I clenched my hand into a fist, the moonstone’s heat spreading up my arm. The curse had to be broken, consequences be damned. Gavin had to be freed. The queens rescued. My harem whole.
And as I followed Veris into what felt like the very heart of darkness, I wondered if I was walking in my mom’s footsteps, making the same terrible choice she had made.
Was I sacrificing everything for a future I wouldn’t even live to see?
30
Verisledusdeeperinto his stronghold, each step carrying us farther from escape and closer to an endgame I supposed I had been running from in one way or another for thirty years, since fleeing from the Moon Sanctuary.
The corridor widened into a vast chamber that could only be described as a war room. A massive circular table dominated the center, carved with an intricate topographical map of the Olympic Peninsula—the location of the Sun Keep—with various places marked by small, engraved medallions of polished metal, gleaming like dark pewter with subtle silver undertones.
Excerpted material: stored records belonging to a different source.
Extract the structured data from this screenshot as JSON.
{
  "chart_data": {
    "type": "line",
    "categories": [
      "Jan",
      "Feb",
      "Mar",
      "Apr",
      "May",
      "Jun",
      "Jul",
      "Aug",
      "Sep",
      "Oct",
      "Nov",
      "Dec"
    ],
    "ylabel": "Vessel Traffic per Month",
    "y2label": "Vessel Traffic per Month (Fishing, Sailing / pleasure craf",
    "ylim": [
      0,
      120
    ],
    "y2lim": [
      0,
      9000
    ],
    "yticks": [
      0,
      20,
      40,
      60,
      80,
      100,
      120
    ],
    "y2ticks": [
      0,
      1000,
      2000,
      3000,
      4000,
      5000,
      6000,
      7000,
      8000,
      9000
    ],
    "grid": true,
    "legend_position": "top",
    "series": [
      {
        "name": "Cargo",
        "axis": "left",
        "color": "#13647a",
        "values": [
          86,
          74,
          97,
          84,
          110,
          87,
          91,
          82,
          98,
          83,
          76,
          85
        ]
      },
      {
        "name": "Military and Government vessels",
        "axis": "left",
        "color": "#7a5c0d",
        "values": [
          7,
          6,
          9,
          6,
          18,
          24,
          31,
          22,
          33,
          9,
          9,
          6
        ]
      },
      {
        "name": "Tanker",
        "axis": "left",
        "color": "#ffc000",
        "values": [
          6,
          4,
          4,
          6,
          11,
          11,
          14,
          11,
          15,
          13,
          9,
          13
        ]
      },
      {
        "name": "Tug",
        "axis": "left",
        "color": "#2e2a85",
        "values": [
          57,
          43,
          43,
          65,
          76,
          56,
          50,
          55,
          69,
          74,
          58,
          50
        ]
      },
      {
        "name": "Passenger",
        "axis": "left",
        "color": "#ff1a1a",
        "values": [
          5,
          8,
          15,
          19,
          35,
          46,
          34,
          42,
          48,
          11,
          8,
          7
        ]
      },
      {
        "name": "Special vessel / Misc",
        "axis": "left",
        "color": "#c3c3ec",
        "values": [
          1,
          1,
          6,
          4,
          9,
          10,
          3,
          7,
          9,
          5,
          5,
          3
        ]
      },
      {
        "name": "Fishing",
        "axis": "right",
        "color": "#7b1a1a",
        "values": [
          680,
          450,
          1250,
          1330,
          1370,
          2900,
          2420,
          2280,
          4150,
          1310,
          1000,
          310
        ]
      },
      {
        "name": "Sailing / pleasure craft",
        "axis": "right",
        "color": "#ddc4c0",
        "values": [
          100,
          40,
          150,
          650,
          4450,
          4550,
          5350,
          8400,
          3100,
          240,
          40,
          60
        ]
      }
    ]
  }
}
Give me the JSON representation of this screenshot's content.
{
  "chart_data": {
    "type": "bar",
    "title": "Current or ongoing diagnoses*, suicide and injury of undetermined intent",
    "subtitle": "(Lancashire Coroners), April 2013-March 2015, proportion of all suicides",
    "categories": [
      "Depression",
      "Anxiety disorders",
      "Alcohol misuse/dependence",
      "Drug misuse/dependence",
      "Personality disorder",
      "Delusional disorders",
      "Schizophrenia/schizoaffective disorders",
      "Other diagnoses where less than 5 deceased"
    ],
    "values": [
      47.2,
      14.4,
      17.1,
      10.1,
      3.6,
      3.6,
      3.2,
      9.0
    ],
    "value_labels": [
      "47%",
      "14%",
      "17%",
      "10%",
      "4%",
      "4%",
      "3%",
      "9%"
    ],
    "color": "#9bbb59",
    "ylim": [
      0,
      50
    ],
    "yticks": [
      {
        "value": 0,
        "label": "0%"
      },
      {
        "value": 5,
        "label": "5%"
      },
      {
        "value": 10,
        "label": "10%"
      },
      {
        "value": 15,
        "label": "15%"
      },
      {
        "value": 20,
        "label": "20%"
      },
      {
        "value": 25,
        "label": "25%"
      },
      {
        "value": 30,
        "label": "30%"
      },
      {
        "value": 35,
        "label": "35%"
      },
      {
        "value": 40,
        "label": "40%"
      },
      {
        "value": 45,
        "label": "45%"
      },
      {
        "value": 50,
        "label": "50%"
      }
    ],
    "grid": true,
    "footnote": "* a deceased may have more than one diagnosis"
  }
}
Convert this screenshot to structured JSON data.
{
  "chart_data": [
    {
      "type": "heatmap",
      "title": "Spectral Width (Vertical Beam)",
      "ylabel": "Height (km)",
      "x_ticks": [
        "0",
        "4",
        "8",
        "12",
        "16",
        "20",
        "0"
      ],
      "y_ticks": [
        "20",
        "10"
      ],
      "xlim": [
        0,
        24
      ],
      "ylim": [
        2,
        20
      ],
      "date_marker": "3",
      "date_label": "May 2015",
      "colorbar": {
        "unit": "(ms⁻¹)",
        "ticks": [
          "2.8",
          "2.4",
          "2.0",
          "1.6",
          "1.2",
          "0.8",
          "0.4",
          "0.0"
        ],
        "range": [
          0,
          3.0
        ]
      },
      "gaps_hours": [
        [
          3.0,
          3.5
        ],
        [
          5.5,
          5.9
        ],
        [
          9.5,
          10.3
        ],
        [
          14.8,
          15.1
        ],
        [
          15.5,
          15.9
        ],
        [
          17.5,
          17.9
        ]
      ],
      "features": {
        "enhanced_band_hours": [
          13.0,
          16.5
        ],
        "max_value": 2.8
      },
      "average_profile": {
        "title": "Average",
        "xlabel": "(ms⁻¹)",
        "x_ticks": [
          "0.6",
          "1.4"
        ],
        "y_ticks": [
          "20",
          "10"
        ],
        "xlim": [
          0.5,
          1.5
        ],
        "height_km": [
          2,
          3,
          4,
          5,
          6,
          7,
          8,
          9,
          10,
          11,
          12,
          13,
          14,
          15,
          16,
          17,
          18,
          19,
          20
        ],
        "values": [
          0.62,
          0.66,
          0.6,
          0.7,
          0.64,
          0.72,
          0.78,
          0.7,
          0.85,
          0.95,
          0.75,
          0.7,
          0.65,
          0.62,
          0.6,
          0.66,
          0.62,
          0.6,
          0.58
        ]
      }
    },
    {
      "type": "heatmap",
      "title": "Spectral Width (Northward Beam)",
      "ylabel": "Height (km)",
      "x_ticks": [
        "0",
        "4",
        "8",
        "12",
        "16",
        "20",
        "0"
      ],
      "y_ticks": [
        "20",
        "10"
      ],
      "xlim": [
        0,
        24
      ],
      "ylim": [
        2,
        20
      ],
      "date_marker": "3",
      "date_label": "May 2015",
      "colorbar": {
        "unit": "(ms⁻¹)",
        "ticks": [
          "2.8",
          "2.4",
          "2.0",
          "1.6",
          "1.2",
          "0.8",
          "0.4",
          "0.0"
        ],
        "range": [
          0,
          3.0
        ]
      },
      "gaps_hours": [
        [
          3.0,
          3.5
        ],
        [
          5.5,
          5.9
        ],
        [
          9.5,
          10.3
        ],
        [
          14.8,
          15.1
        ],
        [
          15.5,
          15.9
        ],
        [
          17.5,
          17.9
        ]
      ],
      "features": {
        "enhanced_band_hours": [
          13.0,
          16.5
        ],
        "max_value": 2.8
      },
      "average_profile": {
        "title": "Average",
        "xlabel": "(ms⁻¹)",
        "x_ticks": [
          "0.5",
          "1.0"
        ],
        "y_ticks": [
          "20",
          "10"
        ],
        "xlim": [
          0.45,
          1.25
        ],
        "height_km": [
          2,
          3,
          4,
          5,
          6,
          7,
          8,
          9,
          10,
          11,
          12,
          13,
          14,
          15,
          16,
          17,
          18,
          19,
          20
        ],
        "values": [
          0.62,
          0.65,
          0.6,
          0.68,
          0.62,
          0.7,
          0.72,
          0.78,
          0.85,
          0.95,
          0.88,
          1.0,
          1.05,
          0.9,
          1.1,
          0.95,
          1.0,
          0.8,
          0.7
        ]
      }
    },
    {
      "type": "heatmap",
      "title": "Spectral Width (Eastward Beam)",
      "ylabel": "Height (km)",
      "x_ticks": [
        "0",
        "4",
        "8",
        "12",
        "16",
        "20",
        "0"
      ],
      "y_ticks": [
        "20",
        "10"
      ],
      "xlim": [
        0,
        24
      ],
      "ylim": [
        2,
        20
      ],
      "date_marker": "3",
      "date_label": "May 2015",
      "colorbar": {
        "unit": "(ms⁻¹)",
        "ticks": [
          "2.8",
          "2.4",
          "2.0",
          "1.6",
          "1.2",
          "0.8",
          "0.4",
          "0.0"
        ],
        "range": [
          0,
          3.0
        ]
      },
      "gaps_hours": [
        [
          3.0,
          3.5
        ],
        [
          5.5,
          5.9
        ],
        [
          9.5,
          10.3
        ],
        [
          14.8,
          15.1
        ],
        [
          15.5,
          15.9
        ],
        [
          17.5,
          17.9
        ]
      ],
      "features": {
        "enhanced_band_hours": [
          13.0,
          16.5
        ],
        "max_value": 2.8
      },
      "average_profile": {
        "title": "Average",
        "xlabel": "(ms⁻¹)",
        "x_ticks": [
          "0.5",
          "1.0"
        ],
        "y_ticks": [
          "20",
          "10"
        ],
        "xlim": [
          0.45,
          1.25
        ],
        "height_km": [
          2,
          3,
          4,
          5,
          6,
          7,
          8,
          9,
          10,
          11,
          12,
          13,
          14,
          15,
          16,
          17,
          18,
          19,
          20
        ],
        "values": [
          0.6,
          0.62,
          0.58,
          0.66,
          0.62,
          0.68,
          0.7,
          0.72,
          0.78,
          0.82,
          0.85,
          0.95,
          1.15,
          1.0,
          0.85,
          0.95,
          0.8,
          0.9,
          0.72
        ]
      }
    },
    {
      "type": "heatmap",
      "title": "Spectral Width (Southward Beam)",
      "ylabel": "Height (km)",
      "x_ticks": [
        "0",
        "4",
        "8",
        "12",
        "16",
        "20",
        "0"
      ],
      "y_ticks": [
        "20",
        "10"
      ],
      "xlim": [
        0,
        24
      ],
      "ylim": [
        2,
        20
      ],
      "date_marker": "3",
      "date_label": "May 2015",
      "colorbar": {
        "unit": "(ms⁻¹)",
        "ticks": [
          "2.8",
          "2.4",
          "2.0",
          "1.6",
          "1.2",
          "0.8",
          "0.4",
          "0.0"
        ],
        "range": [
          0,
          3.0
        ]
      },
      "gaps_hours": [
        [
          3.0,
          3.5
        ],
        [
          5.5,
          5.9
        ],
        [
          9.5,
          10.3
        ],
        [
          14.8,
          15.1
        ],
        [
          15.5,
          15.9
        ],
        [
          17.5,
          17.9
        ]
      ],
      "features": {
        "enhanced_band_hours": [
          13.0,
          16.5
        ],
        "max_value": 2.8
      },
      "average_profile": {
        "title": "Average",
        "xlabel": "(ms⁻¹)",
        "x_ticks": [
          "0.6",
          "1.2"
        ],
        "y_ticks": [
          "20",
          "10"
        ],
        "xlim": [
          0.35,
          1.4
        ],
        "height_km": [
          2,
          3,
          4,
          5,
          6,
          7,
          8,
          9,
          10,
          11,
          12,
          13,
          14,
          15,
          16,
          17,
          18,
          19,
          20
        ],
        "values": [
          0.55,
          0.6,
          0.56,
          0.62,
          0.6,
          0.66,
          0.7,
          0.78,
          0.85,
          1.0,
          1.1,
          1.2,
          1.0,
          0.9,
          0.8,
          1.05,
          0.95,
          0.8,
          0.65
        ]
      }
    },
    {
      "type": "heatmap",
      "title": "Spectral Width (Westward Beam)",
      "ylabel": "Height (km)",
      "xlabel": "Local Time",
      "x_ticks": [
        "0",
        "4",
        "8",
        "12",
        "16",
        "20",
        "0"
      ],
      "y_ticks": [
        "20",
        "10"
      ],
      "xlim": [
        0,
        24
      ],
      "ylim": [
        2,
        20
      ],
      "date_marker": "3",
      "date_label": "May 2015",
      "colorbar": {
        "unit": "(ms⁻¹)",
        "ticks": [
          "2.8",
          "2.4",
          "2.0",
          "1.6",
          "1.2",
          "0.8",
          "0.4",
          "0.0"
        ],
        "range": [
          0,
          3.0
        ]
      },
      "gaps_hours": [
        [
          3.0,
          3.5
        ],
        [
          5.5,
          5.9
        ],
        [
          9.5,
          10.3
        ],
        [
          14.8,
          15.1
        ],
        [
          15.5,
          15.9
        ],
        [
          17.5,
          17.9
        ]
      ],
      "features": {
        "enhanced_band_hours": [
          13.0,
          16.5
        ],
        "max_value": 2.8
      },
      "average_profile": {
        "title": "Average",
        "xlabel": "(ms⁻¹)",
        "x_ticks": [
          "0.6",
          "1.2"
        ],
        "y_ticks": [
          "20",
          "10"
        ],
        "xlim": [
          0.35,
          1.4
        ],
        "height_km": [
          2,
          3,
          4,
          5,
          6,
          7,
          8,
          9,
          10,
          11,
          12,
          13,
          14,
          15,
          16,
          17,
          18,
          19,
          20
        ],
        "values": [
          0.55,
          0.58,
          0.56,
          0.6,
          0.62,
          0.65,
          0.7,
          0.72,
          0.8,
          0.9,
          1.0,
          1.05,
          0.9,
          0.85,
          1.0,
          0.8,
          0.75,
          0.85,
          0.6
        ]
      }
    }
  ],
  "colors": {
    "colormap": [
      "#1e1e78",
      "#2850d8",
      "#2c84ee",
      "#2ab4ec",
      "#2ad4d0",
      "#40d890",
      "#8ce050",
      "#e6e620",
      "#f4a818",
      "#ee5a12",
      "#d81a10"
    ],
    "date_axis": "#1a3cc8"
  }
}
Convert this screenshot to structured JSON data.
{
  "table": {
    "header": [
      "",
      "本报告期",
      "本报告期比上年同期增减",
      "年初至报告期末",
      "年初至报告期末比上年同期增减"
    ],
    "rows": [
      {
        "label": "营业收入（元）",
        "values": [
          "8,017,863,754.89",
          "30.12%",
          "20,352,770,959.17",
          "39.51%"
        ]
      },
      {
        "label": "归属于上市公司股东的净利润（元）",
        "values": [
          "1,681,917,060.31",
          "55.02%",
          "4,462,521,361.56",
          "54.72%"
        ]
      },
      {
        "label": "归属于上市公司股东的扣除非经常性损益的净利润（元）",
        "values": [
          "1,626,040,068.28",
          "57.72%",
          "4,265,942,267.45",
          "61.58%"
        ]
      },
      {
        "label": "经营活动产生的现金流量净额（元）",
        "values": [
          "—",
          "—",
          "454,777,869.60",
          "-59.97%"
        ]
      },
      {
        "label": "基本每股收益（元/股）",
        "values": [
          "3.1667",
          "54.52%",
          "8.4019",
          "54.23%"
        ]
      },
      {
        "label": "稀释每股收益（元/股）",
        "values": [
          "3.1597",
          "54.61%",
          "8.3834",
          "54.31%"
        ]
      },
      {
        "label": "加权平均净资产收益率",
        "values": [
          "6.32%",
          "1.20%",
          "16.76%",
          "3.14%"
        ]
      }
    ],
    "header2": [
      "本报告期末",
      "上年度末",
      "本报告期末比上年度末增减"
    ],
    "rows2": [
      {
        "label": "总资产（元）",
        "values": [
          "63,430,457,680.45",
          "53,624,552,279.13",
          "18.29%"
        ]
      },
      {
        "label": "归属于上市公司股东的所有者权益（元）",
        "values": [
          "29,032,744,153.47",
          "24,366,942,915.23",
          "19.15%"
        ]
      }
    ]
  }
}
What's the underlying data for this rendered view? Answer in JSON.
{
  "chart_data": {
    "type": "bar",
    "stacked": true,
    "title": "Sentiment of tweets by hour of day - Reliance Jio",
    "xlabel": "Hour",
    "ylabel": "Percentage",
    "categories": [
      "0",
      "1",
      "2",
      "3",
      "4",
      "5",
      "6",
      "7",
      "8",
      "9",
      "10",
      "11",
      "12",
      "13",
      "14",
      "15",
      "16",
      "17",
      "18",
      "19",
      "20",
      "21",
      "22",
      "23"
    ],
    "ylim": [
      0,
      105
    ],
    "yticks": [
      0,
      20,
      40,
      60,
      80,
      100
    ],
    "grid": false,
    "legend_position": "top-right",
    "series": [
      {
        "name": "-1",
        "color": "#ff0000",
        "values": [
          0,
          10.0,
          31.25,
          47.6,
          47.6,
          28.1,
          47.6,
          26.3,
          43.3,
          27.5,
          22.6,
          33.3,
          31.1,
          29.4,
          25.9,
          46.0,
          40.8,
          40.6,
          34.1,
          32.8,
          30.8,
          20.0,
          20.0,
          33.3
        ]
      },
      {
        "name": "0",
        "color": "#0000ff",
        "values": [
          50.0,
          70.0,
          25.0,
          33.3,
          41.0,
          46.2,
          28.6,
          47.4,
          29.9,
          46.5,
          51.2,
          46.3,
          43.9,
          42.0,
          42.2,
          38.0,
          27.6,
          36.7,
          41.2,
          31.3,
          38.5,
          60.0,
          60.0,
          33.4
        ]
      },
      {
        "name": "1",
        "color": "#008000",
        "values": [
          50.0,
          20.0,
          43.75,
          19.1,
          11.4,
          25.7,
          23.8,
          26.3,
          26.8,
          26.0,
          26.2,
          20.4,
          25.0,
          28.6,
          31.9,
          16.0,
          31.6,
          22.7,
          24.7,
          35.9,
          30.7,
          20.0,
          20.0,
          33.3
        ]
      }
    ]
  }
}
Manganese, if I wasn’t mistaken, though it was impossible to sense any shadow taint within the small pieces of the metal when surrounded by the expansive manganese deposits in the earth.
Arched windows lined one wall, but instead of glass, they displayed a view of a rough rock wall, deep gray cut through by streaks of dull, metallic manganese that caught the light like veins of tarnished silver.